Newer agents have provided opportunities for the treatment of myeloma that obviously didn’t exist before, but have really shown the power of novel mechanism of actions and combinations.
For multiple myeloma, the ability to induce very deep responses was not existent before. And there are some versions of myeloma that will always respond to something. So there’s some biology behind how a person may have a complete response, how a person might get into an MRD [minimal residual disease]—negative status, even with a simple regimen like RD [lenalidomide/dexamethasone]. But there’s a much bigger layer of therapeutic efficacy, and it is only because of that layer that we have … high MRD negativity rates in patients with even relapsed and refractory disease with a regimen, for instance, that used in the POLLUX study, which was a combination of DARA [daratumumab], lenalidomide, and dexamethasone.
So they have dramatically changed how we think about this. And I think it’s fair to say that we already know, even with older agents, that there’s a small fraction of myeloma patients that can be cured. I think the fraction is growing. And the group from Emory University presented data with the not-so-new agents, so the bortezomib, LEN/DEX [lenalidomide/dexamethasone], followed by transplant. And at 10 years, they reported at this meeting in a poster of overall survival, 77%. For those with standard risk, it was I believe closer to 80%, with a curve that looks pretty flat out there.
Now maybe that’s an extremely positive result, but even if you were to find some changes in the data and how you would want to analyze them, it really speaks to the availability of a very long duration of disease control. And then from a payer perspective, hopefully we can do this with an abbreviated course—maybe transplant, maybe consolidation, limited maintenance—and off you go without a need for future care for multiple myeloma.

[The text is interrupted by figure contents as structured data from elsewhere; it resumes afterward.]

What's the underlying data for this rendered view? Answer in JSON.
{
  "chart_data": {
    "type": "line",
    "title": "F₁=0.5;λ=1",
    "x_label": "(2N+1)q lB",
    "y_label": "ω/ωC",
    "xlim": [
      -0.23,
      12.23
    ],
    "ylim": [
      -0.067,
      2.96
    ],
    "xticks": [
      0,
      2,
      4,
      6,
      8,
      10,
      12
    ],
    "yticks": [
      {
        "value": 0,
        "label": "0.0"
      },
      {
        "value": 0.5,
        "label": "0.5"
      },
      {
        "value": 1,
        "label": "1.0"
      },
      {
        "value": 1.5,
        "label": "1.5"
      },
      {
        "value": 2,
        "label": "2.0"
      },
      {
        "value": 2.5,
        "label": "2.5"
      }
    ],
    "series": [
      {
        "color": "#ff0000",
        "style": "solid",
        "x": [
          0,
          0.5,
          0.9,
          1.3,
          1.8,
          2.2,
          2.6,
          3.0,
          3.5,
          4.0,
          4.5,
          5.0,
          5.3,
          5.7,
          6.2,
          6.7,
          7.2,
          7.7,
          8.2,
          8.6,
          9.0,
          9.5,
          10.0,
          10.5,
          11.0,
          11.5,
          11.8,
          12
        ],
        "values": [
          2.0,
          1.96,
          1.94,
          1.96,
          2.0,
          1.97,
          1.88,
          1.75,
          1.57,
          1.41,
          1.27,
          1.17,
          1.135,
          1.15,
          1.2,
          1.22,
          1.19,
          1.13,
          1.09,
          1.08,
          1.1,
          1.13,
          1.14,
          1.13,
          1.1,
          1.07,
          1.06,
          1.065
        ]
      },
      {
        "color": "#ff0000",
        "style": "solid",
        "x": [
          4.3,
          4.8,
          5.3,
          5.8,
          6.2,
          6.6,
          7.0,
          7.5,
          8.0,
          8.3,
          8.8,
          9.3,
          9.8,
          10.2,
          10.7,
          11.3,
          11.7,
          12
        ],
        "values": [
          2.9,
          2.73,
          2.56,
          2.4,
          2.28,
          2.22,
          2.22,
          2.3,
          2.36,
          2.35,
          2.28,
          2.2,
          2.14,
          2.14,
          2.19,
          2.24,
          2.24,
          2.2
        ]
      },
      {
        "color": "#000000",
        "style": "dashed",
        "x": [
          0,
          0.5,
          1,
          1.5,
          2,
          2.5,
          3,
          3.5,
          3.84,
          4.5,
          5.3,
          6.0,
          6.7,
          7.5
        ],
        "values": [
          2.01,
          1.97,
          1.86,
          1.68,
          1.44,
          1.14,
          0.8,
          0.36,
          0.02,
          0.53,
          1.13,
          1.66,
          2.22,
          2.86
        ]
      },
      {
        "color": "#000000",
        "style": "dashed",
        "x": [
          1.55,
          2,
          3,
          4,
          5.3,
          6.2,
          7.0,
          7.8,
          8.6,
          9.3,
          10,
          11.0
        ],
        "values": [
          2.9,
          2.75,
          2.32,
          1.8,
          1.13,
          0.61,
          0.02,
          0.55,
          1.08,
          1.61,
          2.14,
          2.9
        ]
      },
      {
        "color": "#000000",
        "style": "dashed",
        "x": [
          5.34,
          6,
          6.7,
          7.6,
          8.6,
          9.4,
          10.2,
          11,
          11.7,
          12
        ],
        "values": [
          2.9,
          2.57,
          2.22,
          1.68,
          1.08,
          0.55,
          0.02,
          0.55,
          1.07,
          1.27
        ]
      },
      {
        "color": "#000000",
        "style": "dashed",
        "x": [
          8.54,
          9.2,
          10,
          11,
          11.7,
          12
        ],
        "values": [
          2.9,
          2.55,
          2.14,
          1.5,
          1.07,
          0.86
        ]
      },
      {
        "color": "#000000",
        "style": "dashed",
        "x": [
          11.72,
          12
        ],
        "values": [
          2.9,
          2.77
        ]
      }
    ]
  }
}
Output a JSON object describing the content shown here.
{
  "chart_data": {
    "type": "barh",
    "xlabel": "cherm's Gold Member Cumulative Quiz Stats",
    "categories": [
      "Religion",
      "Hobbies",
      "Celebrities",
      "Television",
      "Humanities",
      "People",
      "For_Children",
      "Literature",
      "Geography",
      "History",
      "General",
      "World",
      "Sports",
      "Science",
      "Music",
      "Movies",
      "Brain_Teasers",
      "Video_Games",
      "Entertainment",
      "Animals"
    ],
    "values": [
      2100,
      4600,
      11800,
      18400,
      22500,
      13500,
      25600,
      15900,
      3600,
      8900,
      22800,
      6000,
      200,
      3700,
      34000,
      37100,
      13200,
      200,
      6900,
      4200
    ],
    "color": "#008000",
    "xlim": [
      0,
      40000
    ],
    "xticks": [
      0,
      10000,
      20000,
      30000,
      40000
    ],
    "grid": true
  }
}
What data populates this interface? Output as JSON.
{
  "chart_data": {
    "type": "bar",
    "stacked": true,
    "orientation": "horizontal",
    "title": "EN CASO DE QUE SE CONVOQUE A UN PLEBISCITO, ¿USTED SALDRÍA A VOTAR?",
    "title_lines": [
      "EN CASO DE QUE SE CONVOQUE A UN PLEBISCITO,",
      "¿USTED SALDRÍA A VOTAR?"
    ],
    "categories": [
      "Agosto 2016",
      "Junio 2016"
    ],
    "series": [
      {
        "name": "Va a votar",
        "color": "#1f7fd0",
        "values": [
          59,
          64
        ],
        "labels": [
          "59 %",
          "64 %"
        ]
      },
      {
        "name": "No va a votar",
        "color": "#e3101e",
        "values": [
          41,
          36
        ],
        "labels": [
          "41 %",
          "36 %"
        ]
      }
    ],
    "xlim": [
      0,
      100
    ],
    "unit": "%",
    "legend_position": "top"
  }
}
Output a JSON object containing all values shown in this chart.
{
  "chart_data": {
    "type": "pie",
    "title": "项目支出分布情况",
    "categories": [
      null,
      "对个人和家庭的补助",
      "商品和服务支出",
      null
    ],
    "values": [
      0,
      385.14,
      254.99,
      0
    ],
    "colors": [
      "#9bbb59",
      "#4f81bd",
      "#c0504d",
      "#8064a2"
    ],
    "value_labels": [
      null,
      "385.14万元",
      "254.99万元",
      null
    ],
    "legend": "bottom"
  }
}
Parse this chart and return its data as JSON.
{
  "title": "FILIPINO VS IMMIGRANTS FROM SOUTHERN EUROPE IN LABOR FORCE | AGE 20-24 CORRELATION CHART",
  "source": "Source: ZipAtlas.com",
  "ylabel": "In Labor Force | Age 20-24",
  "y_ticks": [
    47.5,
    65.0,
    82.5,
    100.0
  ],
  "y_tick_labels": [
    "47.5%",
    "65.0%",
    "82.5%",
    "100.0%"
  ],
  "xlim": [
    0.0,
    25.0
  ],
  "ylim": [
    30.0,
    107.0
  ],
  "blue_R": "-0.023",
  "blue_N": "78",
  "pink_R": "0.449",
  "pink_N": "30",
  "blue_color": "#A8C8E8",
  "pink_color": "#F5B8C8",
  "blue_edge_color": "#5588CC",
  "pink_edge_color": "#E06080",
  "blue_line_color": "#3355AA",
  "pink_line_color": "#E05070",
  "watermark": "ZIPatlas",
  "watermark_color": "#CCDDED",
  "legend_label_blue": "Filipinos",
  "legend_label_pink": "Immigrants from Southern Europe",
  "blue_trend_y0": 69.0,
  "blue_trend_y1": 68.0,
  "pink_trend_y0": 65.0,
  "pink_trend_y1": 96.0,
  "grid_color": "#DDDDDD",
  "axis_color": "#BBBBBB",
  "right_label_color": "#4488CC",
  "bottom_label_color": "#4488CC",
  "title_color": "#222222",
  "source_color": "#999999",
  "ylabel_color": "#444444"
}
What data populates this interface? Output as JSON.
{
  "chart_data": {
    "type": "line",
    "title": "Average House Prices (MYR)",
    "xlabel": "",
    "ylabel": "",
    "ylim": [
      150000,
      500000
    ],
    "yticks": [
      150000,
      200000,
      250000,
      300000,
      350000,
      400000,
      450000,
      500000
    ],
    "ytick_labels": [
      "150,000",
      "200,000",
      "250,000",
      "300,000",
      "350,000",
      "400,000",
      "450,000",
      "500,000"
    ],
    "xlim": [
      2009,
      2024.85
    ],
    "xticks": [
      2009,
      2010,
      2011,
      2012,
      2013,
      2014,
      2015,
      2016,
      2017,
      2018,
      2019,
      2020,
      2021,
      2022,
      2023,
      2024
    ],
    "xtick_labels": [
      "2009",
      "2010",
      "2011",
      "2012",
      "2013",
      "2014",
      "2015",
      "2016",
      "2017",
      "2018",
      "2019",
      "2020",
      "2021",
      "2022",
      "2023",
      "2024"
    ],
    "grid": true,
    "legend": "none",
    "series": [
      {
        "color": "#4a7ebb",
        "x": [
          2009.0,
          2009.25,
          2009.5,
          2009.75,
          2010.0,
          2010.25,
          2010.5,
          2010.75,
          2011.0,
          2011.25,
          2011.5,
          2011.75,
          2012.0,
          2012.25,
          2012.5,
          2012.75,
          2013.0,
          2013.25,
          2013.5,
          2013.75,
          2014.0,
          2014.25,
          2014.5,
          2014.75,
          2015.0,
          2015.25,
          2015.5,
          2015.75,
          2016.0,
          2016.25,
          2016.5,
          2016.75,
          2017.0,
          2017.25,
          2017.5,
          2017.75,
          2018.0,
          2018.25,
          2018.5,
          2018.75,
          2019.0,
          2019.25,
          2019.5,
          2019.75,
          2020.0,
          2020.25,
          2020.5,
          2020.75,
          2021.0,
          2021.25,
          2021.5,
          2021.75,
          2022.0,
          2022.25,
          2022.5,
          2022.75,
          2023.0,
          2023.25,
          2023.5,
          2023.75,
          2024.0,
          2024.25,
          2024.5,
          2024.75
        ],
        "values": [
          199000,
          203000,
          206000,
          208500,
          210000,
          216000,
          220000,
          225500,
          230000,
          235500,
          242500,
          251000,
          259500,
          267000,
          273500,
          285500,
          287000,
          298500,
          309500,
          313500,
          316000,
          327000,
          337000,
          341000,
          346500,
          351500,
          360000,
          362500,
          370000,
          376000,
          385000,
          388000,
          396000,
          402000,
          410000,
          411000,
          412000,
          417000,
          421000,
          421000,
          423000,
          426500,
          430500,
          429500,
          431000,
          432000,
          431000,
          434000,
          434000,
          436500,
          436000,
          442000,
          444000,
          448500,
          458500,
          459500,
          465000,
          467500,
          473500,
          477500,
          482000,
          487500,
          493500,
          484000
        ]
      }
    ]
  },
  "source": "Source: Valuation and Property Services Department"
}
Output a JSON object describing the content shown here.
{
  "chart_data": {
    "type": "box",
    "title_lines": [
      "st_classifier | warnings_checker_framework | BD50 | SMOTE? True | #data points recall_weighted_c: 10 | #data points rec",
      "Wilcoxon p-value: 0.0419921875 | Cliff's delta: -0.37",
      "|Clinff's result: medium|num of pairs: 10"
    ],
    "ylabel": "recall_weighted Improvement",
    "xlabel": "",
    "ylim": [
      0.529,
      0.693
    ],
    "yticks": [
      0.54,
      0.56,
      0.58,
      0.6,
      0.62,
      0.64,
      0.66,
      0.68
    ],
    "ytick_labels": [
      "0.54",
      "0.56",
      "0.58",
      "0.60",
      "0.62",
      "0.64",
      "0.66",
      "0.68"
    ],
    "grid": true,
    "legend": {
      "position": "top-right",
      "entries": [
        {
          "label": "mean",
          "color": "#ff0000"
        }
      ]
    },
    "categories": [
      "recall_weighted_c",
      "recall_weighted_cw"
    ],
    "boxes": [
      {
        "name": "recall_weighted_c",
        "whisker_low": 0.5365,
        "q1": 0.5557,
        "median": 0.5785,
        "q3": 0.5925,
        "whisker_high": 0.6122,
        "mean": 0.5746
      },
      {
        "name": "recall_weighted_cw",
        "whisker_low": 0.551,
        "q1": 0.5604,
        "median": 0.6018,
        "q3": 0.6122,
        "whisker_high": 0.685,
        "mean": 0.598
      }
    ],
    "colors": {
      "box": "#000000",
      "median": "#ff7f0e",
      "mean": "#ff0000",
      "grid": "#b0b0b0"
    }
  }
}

The unmet need for myeloma is the second relapse. And “unmet need” is a term that is used, of course, with regulatory purposes. But the reality is that patients that have experienced the benefit of some of those regimens that I alluded to with daratumumab-based combinations, so the carfilzomib-based combination, have very limited options. So, there are a number of drugs that will be coming to the forefront—drugs like Selinexor, drugs like venetoclax. But when you look at the real-world data, you very quickly realize that the duration of therapy for first line is long; second line, third line, fourth line becomes very short.
Now we’re hoping that’s going to be prolonged with things such as immunotherapy, and we’re just delighted to see there’s so much work on CAR [chimeric antigen receptor] T cells and bispecific antibodies. But I would say the second relapse is a problem, because the reality is still that the majority of patients go through various relapses. Hopefully, less so with what I’m saying about cure. But still, that’s a patient population that is very difficult to treat.